There has been unprecedented crop diversification to heavy water duty crops due to unregulated ground water use. The preference for high water duty crops like rice, sugarcane, banana, cotton etc. is common in regions, which does not fit into the rainfall pattern or ground water availability status. Notwithstanding the huge significance of ground water in agricultural growth, it is in need of urgent understanding and attention from the perspective of sustainability.

Recent assessment report of Central Ground Water Board (CGWB) shows that 1,034 of the 6,584 assessed Community Development Blocks are over-exploited (referred to as ‘dark zones’). Besides, 253 are critical, 681 are semi-critical and 96 blocks are completely saline.

The number of over-exploited and critical administrative units is significantly higher in Delhi, Haryana, Himachal Pradesh, Karnataka, Punjab, Rajasthan,Tamil Nadu and Uttar Pradesh.

Competing demand: The demand for water for various purposes is increasing due to population growth, urbanization and industrialization. Presently agriculture sector is using about 80 per cent of the total available water resources. Let alone there being any further scope for higher water allocation for agriculture, there is in fact increasing demand from competing domains like industries, urban centres and infrastructure. Hence water availability for agriculture may decline to 68 per cent by 2050. Water requirement for various sectors as assessed by “Standing Sub-Committee for Assessment of Availability and Requirement of Water” and by NCIWRD are given in Table 2.2.

Table 2.2 Sector-wise demand for water

Sector

Water Demand in BCM

Standing sub-committee of MoWR NCIWRD

2025 2050 2025 2050

Irrigation 910 1072 611 807

Drinking Water 73 102 62 111

Industry 23 63 67 81

Energy 15 130 33 70

Others 72 80 70 111

Total 1093 1447 843 1180

Water logging and soil salinity: Another challenge relates to over-use of surface water that has resulted in drainage problems causing water logging in some areas. Problem of water logging is very often observed in canal irrigation system and also in areas with poor drainage leading to accumulation of water.

Climate change: Climate change impacts on agriculture are being witnessed all over the world, but countries like India are more vulnerable in view of the high population depending on

agriculture, excessive pressure on natural resources and poor coping mechanisms. Agriculture is particularly vulnerable to climate change. Higher temperatures tend to reduce yields of many crops; and encourage weed and pest proliferation.

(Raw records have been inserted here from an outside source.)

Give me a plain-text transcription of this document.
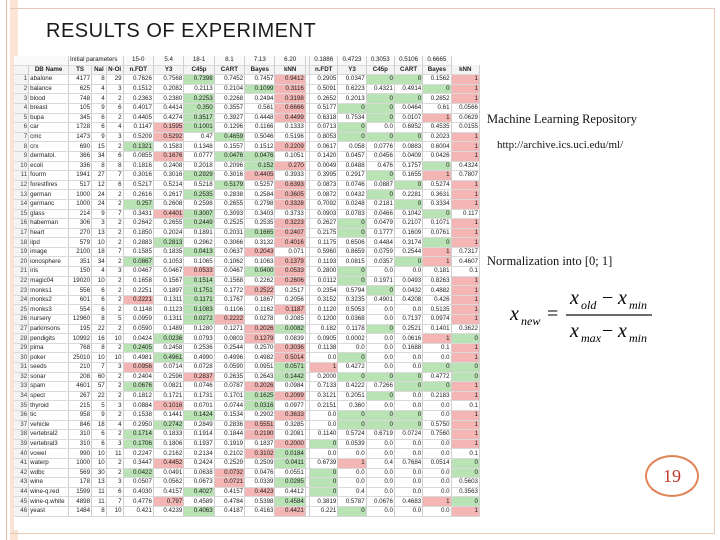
RESULTS OF EXPERIMENT
		Initial parameters			15-0	5.4	18-1	8.1	7.13	6.20		0.1886	0.4723	0.3053	0.5106	0.6665	
	DB Name	TS	Nal	N-Ol	n.FDT	Y3	C45p	CART	Bayes	kNN		n.FDT	Y3	C45p	CART	Bayes	kNN
1	abalone	4177	8	29	0.7626	0.7568	0.7398	0.7452	0.7457	0.9412		0.2905	0.0347	0	0	0.1562	1
2	balance	625	4	3	0.1512	0.2082	0.2113	0.2104	0.1099	0.3116		0.5091	0.6223	0.4321	0.4914	0	1
3	blood	748	4	2	0.2363	0.2380	0.2253	0.2268	0.2494	0.3198		0.2652	0.2013	0	0	0.2852	1
4	breast	105	9	6	0.4017	0.4414	0.350	0.3557	0.561	0.6666		0.5177	0	0	0.0464	0.61	0.0566
5	bupa	345	6	2	0.4405	0.4274	0.3517	0.3927	0.4448	0.4499		0.6318	0.7534	0	0.0107	1	0.0629
6	car	1728	6	4	0.1147	0.1595	0.1001	0.1296	0.1166	0.1333		0.0713	0	0.0	0.6952	0.4535	0.0155
7	cmc	1473	9	3	0.5209	0.5292	0.47	0.4659	0.5046	0.5196		0.8053	0	0	0	0.2023	1
8	crx	690	15	2	0.1321	0.1583	0.1348	0.1557	0.1512	0.2209		0.0617	0.058	0.0776	0.0883	0.6004	1
9	dermatol.	366	34	6	0.0855	0.1676	0.0777	0.0476	0.0476	0.1051		0.1420	0.0457	0.0456	0.0409	0.0426	1
10	ecoli	336	8	8	0.1816	0.2408	0.2018	0.2096	0.152	0.270		0.0049	0.0488	0.476	0.1757	0	0.4324
11	fourm	1941	27	7	0.3016	0.3016	0.2929	0.3016	0.4405	0.3933		0.3995	0.2917	0	0.1655	1	0.7807
12	forestfires	517	12	6	0.5217	0.5214	0.5218	0.5179	0.5257	0.6393		0.0873	0.0746	0.0887	0	0.5274	1
13	german	1000	24	2	0.2616	0.2617	0.2535	0.2838	0.2584	0.3605		0.0872	0.0432	0	0.2281	0.3631	1
14	germanc	1000	24	2	0.257	0.2608	0.2598	0.2655	0.2798	0.3328		0.7092	0.0248	0.2181	0	0.3334	1
15	glass	214	9	7	0.3431	0.4401	0.3007	0.3093	0.3403	0.3733		0.0903	0.0783	0.0466	0.1042	0	0.117
16	haberman	306	3	2	0.2642	0.2655	0.2449	0.2525	0.2535	0.3223		0.2627	0	0.0479	0.2107	0.1071	1
17	heart	270	13	2	0.1850	0.2024	0.1891	0.2031	0.1665	0.2407		0.2175	0	0.1777	0.1609	0.0761	1
18	ilpd	579	10	2	0.2883	0.2813	0.2962	0.3066	0.3132	0.4016		0.1175	0.6506	0.4484	0.3174	0	1
19	image	2100	18	7	0.1585	0.1835	0.0413	0.0637	0.2043	0.071		0.5960	0.8659	0.0759	0.2544	1	0.7317
20	ionosphere	351	34	2	0.0867	0.1053	0.1065	0.1062	0.1063	0.1379		0.1193	0.0815	0.0357	0	1	0.4607
21	iris	150	4	3	0.0467	0.0467	0.0533	0.0467	0.0400	0.0533		0.2800	0	0.0	0.0	0.181	0.1
22	magic04	19020	10	2	0.1658	0.1567	0.1514	0.1568	0.2262	0.2606		0.0112	0	0.1971	0.0493	0.8263	1
23	monks1	556	6	2	0.2251	0.1897	0.1751	0.1772	0.2522	0.2517		0.2354	0.5794	0	0.0432	0.4882	1
24	monks2	601	6	2	0.2221	0.1311	0.1171	0.1767	0.1867	0.2056		0.3152	0.3235	0.4901	0.4208	0.426	1
25	monks3	554	6	2	0.1148	0.1123	0.1083	0.1106	0.1162	0.1187		0.1120	0.5053	0.0	0.0	0.5135	1
26	nursery	12960	8	5	0.0959	0.1311	0.0272	0.2222	0.0278	0.2085		0.1200	0.0368	0.0	0.7137	0.0974	1
27	parkinsons	195	22	2	0.0590	0.1489	0.1280	0.1271	0.2026	0.0082		0.182	0.1178	0	0.2521	0.1401	0.3622
28	pendigits	10992	16	10	0.0424	0.0236	0.0793	0.0803	0.1279	0.0839		0.0905	0.0002	0.0	0.0616	1	0
29	pima	768	8	2	0.2405	0.2458	0.2536	0.2544	0.2570	0.3036		0.1138	0.0	0.0	0.1688	0.1	1
30	poker	25010	10	10	0.4981	0.4961	0.4990	0.4996	0.4982	0.5014		0.0	0	0.0	0.0	0.0	1
31	seeds	210	7	3	0.0956	0.0714	0.0728	0.0590	0.0951	0.0571		1	0.4272	0.0	0.0	0	0
32	sonar	208	60	2	0.2404	0.2596	0.2837	0.2635	0.2643	0.1442		0.2000	0	0	0	0.4772	0
33	spam	4601	57	2	0.0676	0.0821	0.0746	0.0787	0.2026	0.0984		0.7133	0.4222	0.7266	0	0	1
34	spect	267	22	2	0.1812	0.1721	0.1731	0.1701	0.1625	0.2099		0.3121	0.2051	0	0.0	0.2183	1
35	thyroid	215	5	3	0.0884	0.1016	0.0701	0.0744	0.0316	0.0977		0.2151	0.360	0.0	0.0	0.0	0.1
36	tic	958	9	2	0.1538	0.1441	0.1424	0.1534	0.2902	0.3633		0.0	0	0	0	0.0	1
37	vehicle	846	18	4	0.2950	0.2742	0.2849	0.2836	0.5551	0.3285		0.0	0	0	0	0.5750	1
38	vertebral2	310	6	2	0.1714	0.1833	0.1914	0.1844	0.2190	0.2081		0.1140	0.5724	0.6719	0.0724	0.7560	1
39	vertebral3	310	6	3	0.1706	0.1806	0.1937	0.1919	0.1837	0.2000		0	0.0539	0.0	0.0	0.0	1
40	vowel	990	10	11	0.2247	0.2162	0.2134	0.2102	0.3102	0.0184		0.0	0.0	0.0	0.0	0.0	0.1
41	waterp	1000	10	2	0.3447	0.4452	0.2424	0.2529	0.2509	0.0411		0.6739	1	0.4	0.7684	0.0514	0
42	wdbc	569	30	2	0.0422	0.0491	0.0638	0.0732	0.0476	0.0551		0	0.0	0.0	0.0	0.0	0
43	wine	178	13	3	0.0507	0.0562	0.0673	0.0721	0.0339	0.0285		0	0.0	0.0	0.0	0.0	0.5603
44	wine-q.red	1599	11	6	0.4030	0.4157	0.4027	0.4157	0.4423	0.4412		0	0.4	0.0	0.0	0.0	0.3563
45	wine-q.white	4898	11	7	0.4776	0.797	0.4589	0.4784	0.5398	0.4584		0.3819	0.5787	0.0676	0.4683	1	0
46	yeast	1484	8	10	0.421	0.4239	0.4063	0.4187	0.4163	0.4421		0.221	0	0.0	0.0	0.0	1
Machine Learning Repository
http://archive.ics.uci.edu/ml/
Normalization into [0; 1]
x new =
x old − x min
x max − x min
19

Climate change will have negative effects on irrigated crop yields across regions, including in India both due to temperature rise and changes in water availability, while rainfed agriculture will be primarily impacted due to rainfall variability and reduction in number of rainy days. Long term data indicates that rainfed areas witness 3-4 drought years in every 10-year period. Of these, 2-3 are of moderate and one may be of severe intensity. Parts of western Rajasthan, southern Gujarat, Madhya Pradesh, Maharashtra, northern Karnataka, northern Andhra Pradesh, and southern Bihar are likely to be more vulnerable in terms of extreme events. Irrigation requirements in arid and semi-arid regions are estimated to increase due to rise in temperature. Adverse effects of climate change on freshwater systems will aggravate the impacts of other stresses, such as population growth, changing economic structure, land use change and urbanization. Yield declines are likely to be caused by shortening of growing period; negative impacts on reproduction & grain filling;

decrease in water availability and poor vernalization. Climate change is projected to reduce wheat yield by 6-25 per cent towards the end of the century with significant spatio-temporal variations. A one degree Celsius rise in mean maximum and minimum temperatures during vegetative and grain filling period is likely to cause a yield reduction of 360 and 265 kg/ha, respectively.